Охраняющие посольство стражи докладывали о трех десятках сарехов, попытавшихся пробиться к господину Далибору. Спустя неделю после ареста посольства община начала подозревать неладное. Еще мутил воду и подстегивал людей к действиям местный священник, и стражам пришлось во время службы при всей общине сделать ему внушение. Воины сказали, что после погрома Император не потерпит волнений в столице и что в его власти выслать сарехов не только из Ратави, но и вообще из страны. Эти слова были встречены возмущенным гулом, который быстро затих, стоило стражам напомнить о вире и городских тюрьмах.

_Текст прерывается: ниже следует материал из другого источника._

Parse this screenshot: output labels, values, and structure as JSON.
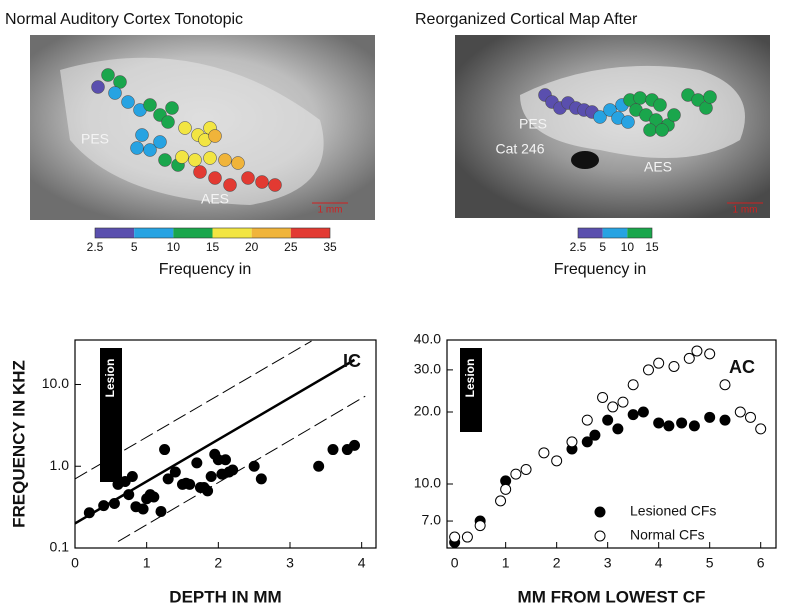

Пока я не опасалась новых погромов, хотя обстановка в столице день ото дня становилась все напряженней. И это тревожило не только меня, но и Императора, и господина Нагорта.

Господин Квиринг передал Повелителю гневное послание от своих соотечественников. Вельможи даркези выражали недовольство тем, что наместник Императора, принц Торонк, в последний миг отменил назначенную встречу, а после отказался принимать гостей у себя. Сановники требовали объяснений и обещали пожаловаться королю на неподобающее поведение наместника. Я присутствовала при встрече, чувствовала, как эта новость разозлила Правителя, и восхищалась его самообладанием. Только он мог с таким спокойствием выслушивать возмущение несостоявшихся убийц, вызванное тем, что жертву вовремя предупредили.

В течение недели меня несколько раз навещал Ферас. Среди прочего он рассказал, что принц Ясуф с несколькими приближенными, в числе которых был и господин Тевр, выехал в столицу еще до того, как получил приглашение Императора. Чем было вызвано желание принца побывать в Ратави, наместник, отвечавший Правителю, не знал.

Рассказывая мне дворцовые новости, Ферас обронил пару слов и о принцессе Теллими. Он сам, как и его отец, особенного значения этому происшествию не придал, но я отчего-то насторожилась. Принцесса спрашивала господина Мирса о сарехском посольстве и обмолвилась, что давно уже не встречалась со своей знакомой, женой посла. Ничего особенного в вопросе не было, равно как и в дружбе двух влиятельных женщин. И все же интерес принцессы к сарехам меня обеспокоил.


Не знаю, как пережила бы эту неделю без Ингара. Временами казалось очень странным и неправдоподобным то, что мое отношение к нему так резко изменилось. Хотя это был всего лишь ответ на произошедшие с ним перемены. Ингар не бросался на меня по поводу и без, вел себя вежливо и предупредительно, ни разу не пришел без дорогого подарка и интересовался мной, моим мнением. И, что мне особенно нравилось, он не лгал. Хотя, вспоминая днем вечерние беседы, я отмечала, что поводов врать у него не было. Отвечать нечестно на вопросы о музыке или любимых книжных героях нет нужды.

Но больше всего поражало, что сарех видел во мне привлекательную женщину, за расположение которой стоило бороться. Это новое ощущение окрыляло и воодушевляло. Поэтому особенно было жаль, что оно пропадало, тускнело, если я не встречалась с Ингаром вечером. Без моего сареха действительность казалась обыденной, непримечательной, а его увеличивающееся с каждым днем влечение ко мне выглядело чуть ли не подозрительным. Я ругала себя за предубежденность, за неспособность довериться чувствам, за робость и легкое недоверие, бесследно исчезавшее, стоило Ингару коснуться меня.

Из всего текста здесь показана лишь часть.